Plotted data distribution and verified solar generation patterns match expected diurnal cycles.

  • Yes

Checklist:

  • My code follows OCF's coding style guidelines
  • I have performed a self-review of my own code
  • I have made corresponding changes to the documentation
  • I have added tests that prove my fix is effective or that my feature works
  • I have checked my code and corrected any misspellings

- Add India solar data processing scripts (download, process, test, train)
- Add PVNet configuration for India solar + GFS NWP
- Add India regional grid metadata (5 regions: NR, WR, SR, ER, NER)
- Process Mendeley dataset (Jan 2024 - Jun 2025) to Zarr format
- Achieve baseline RMSE of 8,270 MW with temporal features

Data source: Mendeley DOI 10.17632/y58jknpgs8.2

Closes openclimatefix#121
…mpatibility

- Remove unsupported fields (latitude_center, longitude_center, model)
- Update save_samples.py to use PVNetDataset and spawn method
- Confirmed: OCF GFS data only covers UK, not India
@Raakshass
Copy link
Author

Request for Guidance: NWP Data Coverage for India

Hi maintainers! I've made good progress on the India solar data pipeline, but I've hit a blocker regarding NWP (GFS) data coverage.

Completed Work

  • Downloaded and processed India solar data from Mendeley dataset (5,184 hourly records)
  • Created india_configuration.yaml with correct generation: schema (not gsp:)
  • Fixed data schema to match ocf-data-sampler requirements (time_utc, location_id, generation_mw, capacity_mwp, longitude, latitude)
  • Validated PVNetDataset creation (142 valid t0 times for test period)

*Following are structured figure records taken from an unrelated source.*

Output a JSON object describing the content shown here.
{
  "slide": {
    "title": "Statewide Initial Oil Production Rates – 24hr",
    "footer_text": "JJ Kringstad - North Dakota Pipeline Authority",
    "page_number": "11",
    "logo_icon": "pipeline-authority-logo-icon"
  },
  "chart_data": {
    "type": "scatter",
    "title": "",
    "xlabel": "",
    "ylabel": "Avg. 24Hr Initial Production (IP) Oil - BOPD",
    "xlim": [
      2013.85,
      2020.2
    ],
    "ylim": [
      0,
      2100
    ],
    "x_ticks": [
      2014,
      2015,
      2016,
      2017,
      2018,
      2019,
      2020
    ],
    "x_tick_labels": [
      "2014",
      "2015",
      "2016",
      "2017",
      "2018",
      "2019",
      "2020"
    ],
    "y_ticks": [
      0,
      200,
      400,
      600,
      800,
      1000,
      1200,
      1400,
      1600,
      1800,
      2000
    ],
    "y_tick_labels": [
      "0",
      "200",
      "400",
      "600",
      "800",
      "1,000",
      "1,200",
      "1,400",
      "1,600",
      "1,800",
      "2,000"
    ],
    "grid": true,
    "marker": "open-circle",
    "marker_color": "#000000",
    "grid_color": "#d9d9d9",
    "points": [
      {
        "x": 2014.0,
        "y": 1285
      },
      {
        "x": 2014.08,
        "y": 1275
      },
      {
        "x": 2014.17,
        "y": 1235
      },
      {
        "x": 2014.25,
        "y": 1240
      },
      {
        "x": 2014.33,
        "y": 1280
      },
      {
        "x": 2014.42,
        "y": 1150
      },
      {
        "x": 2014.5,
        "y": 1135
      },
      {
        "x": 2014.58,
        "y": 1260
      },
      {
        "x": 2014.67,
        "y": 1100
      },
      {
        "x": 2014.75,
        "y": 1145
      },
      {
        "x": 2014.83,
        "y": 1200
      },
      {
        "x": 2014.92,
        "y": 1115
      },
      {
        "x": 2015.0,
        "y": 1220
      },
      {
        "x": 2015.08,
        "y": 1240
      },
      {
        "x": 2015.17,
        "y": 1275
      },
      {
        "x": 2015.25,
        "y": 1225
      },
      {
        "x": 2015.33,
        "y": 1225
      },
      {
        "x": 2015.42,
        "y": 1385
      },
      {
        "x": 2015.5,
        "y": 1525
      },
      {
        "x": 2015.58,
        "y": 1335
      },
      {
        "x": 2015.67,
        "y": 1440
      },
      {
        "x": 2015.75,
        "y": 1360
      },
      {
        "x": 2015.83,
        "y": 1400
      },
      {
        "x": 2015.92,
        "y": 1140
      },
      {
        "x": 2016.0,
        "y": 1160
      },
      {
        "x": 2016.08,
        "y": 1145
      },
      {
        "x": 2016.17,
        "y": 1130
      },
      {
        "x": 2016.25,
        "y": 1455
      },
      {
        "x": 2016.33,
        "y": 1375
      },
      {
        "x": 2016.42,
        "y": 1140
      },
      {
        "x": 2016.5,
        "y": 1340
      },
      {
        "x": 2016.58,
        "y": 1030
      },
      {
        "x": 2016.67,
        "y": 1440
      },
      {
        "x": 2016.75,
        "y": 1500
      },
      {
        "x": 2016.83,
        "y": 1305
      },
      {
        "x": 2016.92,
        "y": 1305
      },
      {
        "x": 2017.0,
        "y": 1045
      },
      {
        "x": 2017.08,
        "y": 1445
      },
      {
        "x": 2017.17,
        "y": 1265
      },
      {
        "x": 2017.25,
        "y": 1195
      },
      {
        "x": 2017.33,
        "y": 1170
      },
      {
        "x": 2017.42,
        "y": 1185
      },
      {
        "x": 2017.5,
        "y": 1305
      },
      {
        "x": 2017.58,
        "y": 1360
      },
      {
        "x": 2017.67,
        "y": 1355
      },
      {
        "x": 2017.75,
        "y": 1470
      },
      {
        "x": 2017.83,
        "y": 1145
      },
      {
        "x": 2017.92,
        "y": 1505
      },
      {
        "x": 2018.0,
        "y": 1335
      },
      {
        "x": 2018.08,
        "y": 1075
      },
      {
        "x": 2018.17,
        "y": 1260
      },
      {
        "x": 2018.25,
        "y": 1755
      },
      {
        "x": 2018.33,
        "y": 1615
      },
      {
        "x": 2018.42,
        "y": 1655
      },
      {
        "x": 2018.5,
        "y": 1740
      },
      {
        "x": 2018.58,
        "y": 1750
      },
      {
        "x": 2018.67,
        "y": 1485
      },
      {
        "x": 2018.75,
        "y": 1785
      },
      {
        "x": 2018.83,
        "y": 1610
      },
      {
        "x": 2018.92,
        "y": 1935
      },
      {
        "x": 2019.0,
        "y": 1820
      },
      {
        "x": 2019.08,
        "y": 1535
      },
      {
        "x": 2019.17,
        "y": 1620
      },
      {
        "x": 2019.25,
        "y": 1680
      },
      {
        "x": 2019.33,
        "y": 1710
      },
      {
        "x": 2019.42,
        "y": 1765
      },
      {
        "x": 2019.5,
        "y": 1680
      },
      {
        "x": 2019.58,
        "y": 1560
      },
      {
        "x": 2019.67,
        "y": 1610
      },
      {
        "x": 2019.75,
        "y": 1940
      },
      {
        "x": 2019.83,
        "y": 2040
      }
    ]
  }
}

Blocker: GFS Data Coverage

When attempting to fetch a sample, I get:

ValueError: 78.0 is not in the interval -10.0: 10.0

The GFS data at s3://ocf-open-data-pvnet/data/gfs/v4/2024.zarr appears to only cover the UK region (-10° to 10°E longitude), while India is at approximately 78°E.

Questions for Maintainers

  1. Is there existing global GFS data in the OCF bucket that I might have missed?
  2. Should I process NOAA's global GFS data (from s3://noaa-gfs-bdp-pds/) for India coverage?
  3. Would a solar-only baseline (no NWP) be acceptable as a first contribution, with NWP integration as a follow-up?

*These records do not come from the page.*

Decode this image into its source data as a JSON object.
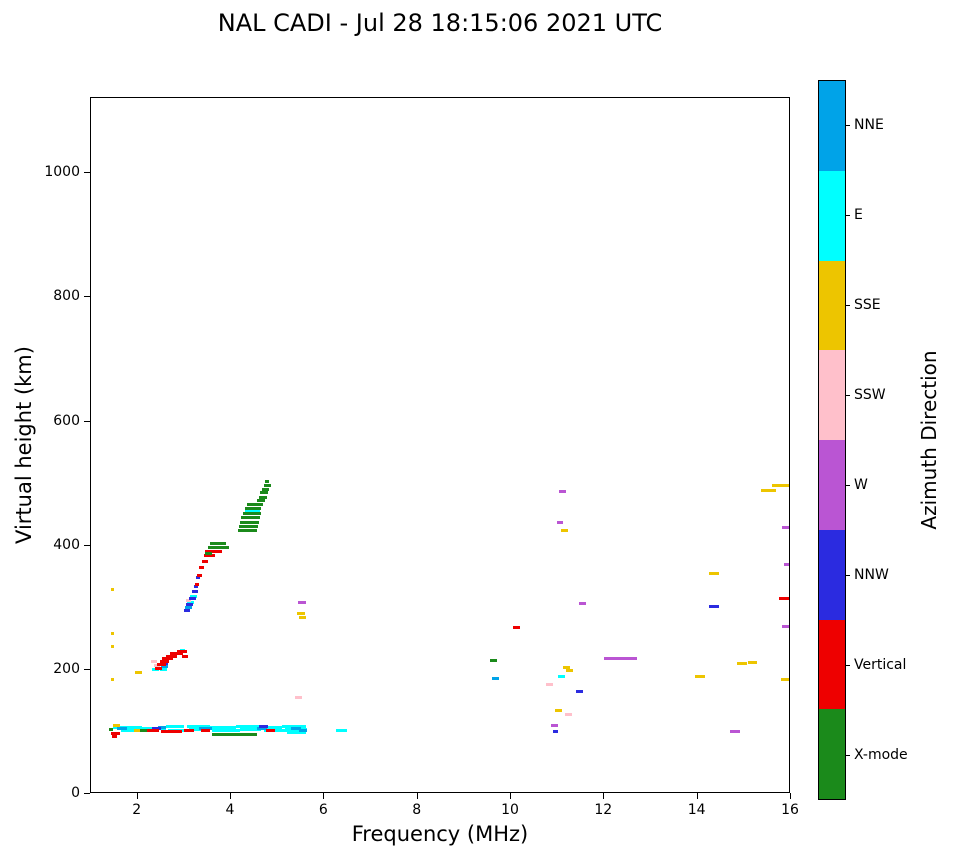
{
  "chart_data": {
    "type": "scatter",
    "title": "NAL CADI - Jul 28 18:15:06 2021 UTC",
    "xlabel": "Frequency (MHz)",
    "ylabel": "Virtual height (km)",
    "xlim": [
      1,
      16
    ],
    "ylim": [
      0,
      1121
    ],
    "xticks": [
      2,
      4,
      6,
      8,
      10,
      12,
      14,
      16
    ],
    "yticks": [
      0,
      200,
      400,
      600,
      800,
      1000
    ],
    "grid": false,
    "legend_position": "right-colorbar",
    "colorbar": {
      "label": "Azimuth Direction",
      "categories": [
        {
          "name": "X-mode",
          "color": "#1b8a1b"
        },
        {
          "name": "Vertical",
          "color": "#ee0000"
        },
        {
          "name": "NNW",
          "color": "#2b2be0"
        },
        {
          "name": "W",
          "color": "#ba55d3"
        },
        {
          "name": "SSW",
          "color": "#ffc0cb"
        },
        {
          "name": "SSE",
          "color": "#edc500"
        },
        {
          "name": "E",
          "color": "#00ffff"
        },
        {
          "name": "NNE",
          "color": "#00a3e8"
        }
      ]
    },
    "series": [
      {
        "name": "E",
        "color": "#00ffff",
        "segments": [
          [
            1.48,
            2.1,
            107
          ],
          [
            1.65,
            1.95,
            102
          ],
          [
            2.1,
            2.6,
            105
          ],
          [
            2.6,
            3.0,
            108
          ],
          [
            2.65,
            3.05,
            103
          ],
          [
            3.05,
            3.55,
            109
          ],
          [
            3.1,
            3.5,
            104
          ],
          [
            3.55,
            4.1,
            107
          ],
          [
            3.6,
            4.2,
            102
          ],
          [
            4.1,
            4.6,
            109
          ],
          [
            4.2,
            4.65,
            104
          ],
          [
            4.6,
            5.1,
            107
          ],
          [
            4.7,
            5.2,
            102
          ],
          [
            5.1,
            5.6,
            109
          ],
          [
            5.15,
            5.62,
            104
          ],
          [
            5.2,
            5.6,
            99
          ],
          [
            6.25,
            6.48,
            102
          ],
          [
            2.3,
            2.46,
            200
          ],
          [
            2.48,
            2.62,
            201
          ],
          [
            2.9,
            3.02,
            232
          ],
          [
            3.05,
            3.2,
            308
          ],
          [
            3.12,
            3.28,
            318
          ],
          [
            4.3,
            4.62,
            457
          ],
          [
            11.0,
            11.15,
            190
          ]
        ]
      },
      {
        "name": "NNE",
        "color": "#00a3e8",
        "segments": [
          [
            1.55,
            1.78,
            106
          ],
          [
            2.44,
            2.6,
            107
          ],
          [
            3.32,
            3.6,
            106
          ],
          [
            4.55,
            4.78,
            105
          ],
          [
            5.28,
            5.5,
            106
          ],
          [
            5.45,
            5.62,
            102
          ],
          [
            2.5,
            2.64,
            206
          ],
          [
            3.02,
            3.16,
            300
          ],
          [
            9.6,
            9.75,
            186
          ]
        ]
      },
      {
        "name": "SSE",
        "color": "#edc500",
        "segments": [
          [
            1.42,
            1.5,
            330
          ],
          [
            1.42,
            1.5,
            258
          ],
          [
            1.42,
            1.5,
            237
          ],
          [
            1.42,
            1.5,
            185
          ],
          [
            1.95,
            2.1,
            196
          ],
          [
            1.48,
            1.62,
            110
          ],
          [
            1.92,
            2.1,
            103
          ],
          [
            5.42,
            5.58,
            291
          ],
          [
            5.45,
            5.6,
            284
          ],
          [
            10.95,
            11.1,
            135
          ],
          [
            11.08,
            11.22,
            425
          ],
          [
            11.12,
            11.26,
            204
          ],
          [
            11.18,
            11.32,
            199
          ],
          [
            13.95,
            14.15,
            190
          ],
          [
            14.25,
            14.45,
            355
          ],
          [
            14.85,
            15.05,
            210
          ],
          [
            15.08,
            15.28,
            212
          ],
          [
            15.35,
            15.68,
            489
          ],
          [
            15.6,
            15.97,
            497
          ],
          [
            15.78,
            16.0,
            185
          ]
        ]
      },
      {
        "name": "SSW",
        "color": "#ffc0cb",
        "segments": [
          [
            2.28,
            2.42,
            214
          ],
          [
            2.34,
            2.48,
            207
          ],
          [
            3.04,
            3.14,
            312
          ],
          [
            5.38,
            5.52,
            155
          ],
          [
            10.75,
            10.9,
            176
          ],
          [
            11.15,
            11.3,
            128
          ]
        ]
      },
      {
        "name": "W",
        "color": "#ba55d3",
        "segments": [
          [
            5.44,
            5.6,
            308
          ],
          [
            10.85,
            11.0,
            110
          ],
          [
            10.98,
            11.12,
            437
          ],
          [
            11.02,
            11.18,
            487
          ],
          [
            11.45,
            11.6,
            307
          ],
          [
            12.0,
            12.7,
            218
          ],
          [
            14.7,
            14.9,
            100
          ],
          [
            15.8,
            16.0,
            430
          ],
          [
            15.85,
            16.0,
            369
          ],
          [
            15.8,
            16.0,
            270
          ]
        ]
      },
      {
        "name": "NNW",
        "color": "#2b2be0",
        "segments": [
          [
            2.3,
            2.5,
            105
          ],
          [
            4.6,
            4.8,
            108
          ],
          [
            2.52,
            2.66,
            210
          ],
          [
            3.0,
            3.12,
            296
          ],
          [
            3.04,
            3.18,
            305
          ],
          [
            3.1,
            3.24,
            315
          ],
          [
            3.16,
            3.3,
            326
          ],
          [
            3.2,
            3.3,
            334
          ],
          [
            3.24,
            3.34,
            348
          ],
          [
            10.9,
            11.0,
            100
          ],
          [
            11.4,
            11.55,
            165
          ],
          [
            14.25,
            14.45,
            302
          ]
        ]
      },
      {
        "name": "Vertical",
        "color": "#ee0000",
        "segments": [
          [
            1.42,
            1.62,
            97
          ],
          [
            1.45,
            1.55,
            92
          ],
          [
            2.2,
            2.45,
            102
          ],
          [
            2.5,
            2.95,
            101
          ],
          [
            3.0,
            3.2,
            102
          ],
          [
            3.35,
            3.55,
            103
          ],
          [
            4.75,
            4.95,
            102
          ],
          [
            2.38,
            2.52,
            203
          ],
          [
            2.42,
            2.6,
            208
          ],
          [
            2.48,
            2.68,
            213
          ],
          [
            2.52,
            2.75,
            218
          ],
          [
            2.6,
            2.85,
            222
          ],
          [
            2.7,
            2.98,
            226
          ],
          [
            2.85,
            3.05,
            230
          ],
          [
            2.95,
            3.08,
            222
          ],
          [
            3.22,
            3.32,
            338
          ],
          [
            3.28,
            3.38,
            352
          ],
          [
            3.32,
            3.42,
            365
          ],
          [
            3.38,
            3.5,
            375
          ],
          [
            3.42,
            3.65,
            384
          ],
          [
            3.45,
            3.8,
            390
          ],
          [
            10.05,
            10.2,
            268
          ],
          [
            15.75,
            16.0,
            315
          ]
        ]
      },
      {
        "name": "X-mode",
        "color": "#1b8a1b",
        "segments": [
          [
            1.38,
            1.48,
            104
          ],
          [
            2.05,
            2.2,
            103
          ],
          [
            3.6,
            4.55,
            96
          ],
          [
            3.45,
            3.6,
            388
          ],
          [
            3.5,
            3.95,
            397
          ],
          [
            3.55,
            3.9,
            404
          ],
          [
            4.15,
            4.55,
            424
          ],
          [
            4.18,
            4.58,
            431
          ],
          [
            4.2,
            4.6,
            438
          ],
          [
            4.22,
            4.62,
            445
          ],
          [
            4.25,
            4.65,
            452
          ],
          [
            4.3,
            4.65,
            460
          ],
          [
            4.35,
            4.68,
            466
          ],
          [
            4.55,
            4.72,
            472
          ],
          [
            4.6,
            4.76,
            478
          ],
          [
            4.63,
            4.8,
            485
          ],
          [
            4.66,
            4.82,
            491
          ],
          [
            4.7,
            4.85,
            497
          ],
          [
            4.72,
            4.82,
            503
          ],
          [
            9.55,
            9.7,
            215
          ]
        ]
      }
    ]
  }
}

Any guidance would be greatly appreciated!

@Raakshass Raakshass mentioned this pull request Feb 9, 2026
@Raakshass
Copy link
Author

Hi @peterdudfield — just following up on my question above about GFS data coverage for India. The existing GFS bucket only covers UK (-10° to 10°E). Would you prefer:

  1. Solar-only contribution first (no NWP), or
  2. I process NOAA global GFS for India?

Happy to split this PR into smaller pieces if that helps with review. Thanks!

@peterdudfield
Copy link
Contributor

Hi @peterdudfield — just following up on my question above about GFS data coverage for India. The existing GFS bucket only covers UK (-10° to 10°E). Would you prefer:

  1. Solar-only contribution first (no NWP), or
  2. I process NOAA global GFS for India?

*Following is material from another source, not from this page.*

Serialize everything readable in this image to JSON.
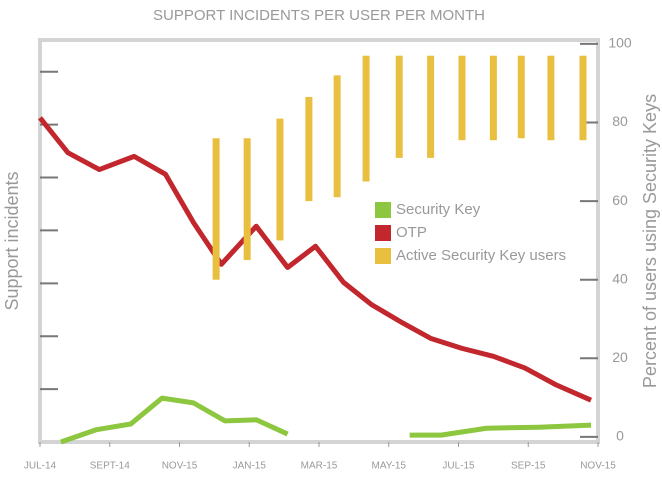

Happy to split this PR into smaller pieces if that helps with review. Thanks!

  1. getting the data for India would be great

- Add download_gfs_india.py using Herbie byte-range downloads
  - Downloads only specific variables (~2-5MB each vs 300MB full GRIB)
  - Maps all 14 OCF channels to GFS GRIB search terms
  - Subsets GRIB data to India bounds (5-39N, 67-99E)
  - Converts to OCF-compatible Zarr format
  - Supports monthly/yearly processing with merge
  - Includes validation against OCF schema
- Update gfs.py: implement process_gfs_data() (was NotImplementedError)

OCF channel mapping:
  dlwrf->DLWRF, dswrf->DSWRF, hcc->HCDC, lcc->LCDC, mcc->MCDC,
  prate->PRATE, r->RH:850mb, t->TMP:2m, tcc->TCDC:entire,
  u10/v10->UGRD/VGRD:10m, u100/v100->UGRD/VGRD:100m, vis->VIS

Verified: 3 forecast steps processed successfully (12-14/14 channels).
- NOMADS mode: subregion downloads (~33KB vs 300MB full GRIB)
  - Selects India (5-39N, 67-99E) + 14 OCF channels server-side
  - ~8500x reduction in download size per request
- Herbie mode: S3 byte-range for historical data (fallback)
- ThreadPoolExecutor with configurable workers (default 6)
- Both modes verified: NOMADS returns (137,129) India grid,
  Herbie extracts 14/14 channels at forecast steps

Designed to run on cloud infrastructure or Google Colab for
production-scale processing. Local testing verified with both modes.
@codecov
Copy link

codecov bot commented Feb 16, 2026

Codecov Report

❌ Patch coverage is 40.68966% with 86 lines in your changes missing coverage. Please review.
✅ Project coverage is 53.49%. Comparing base (12d4558) to head (6b0e4b7).
⚠️ Report is 24 commits behind head on main.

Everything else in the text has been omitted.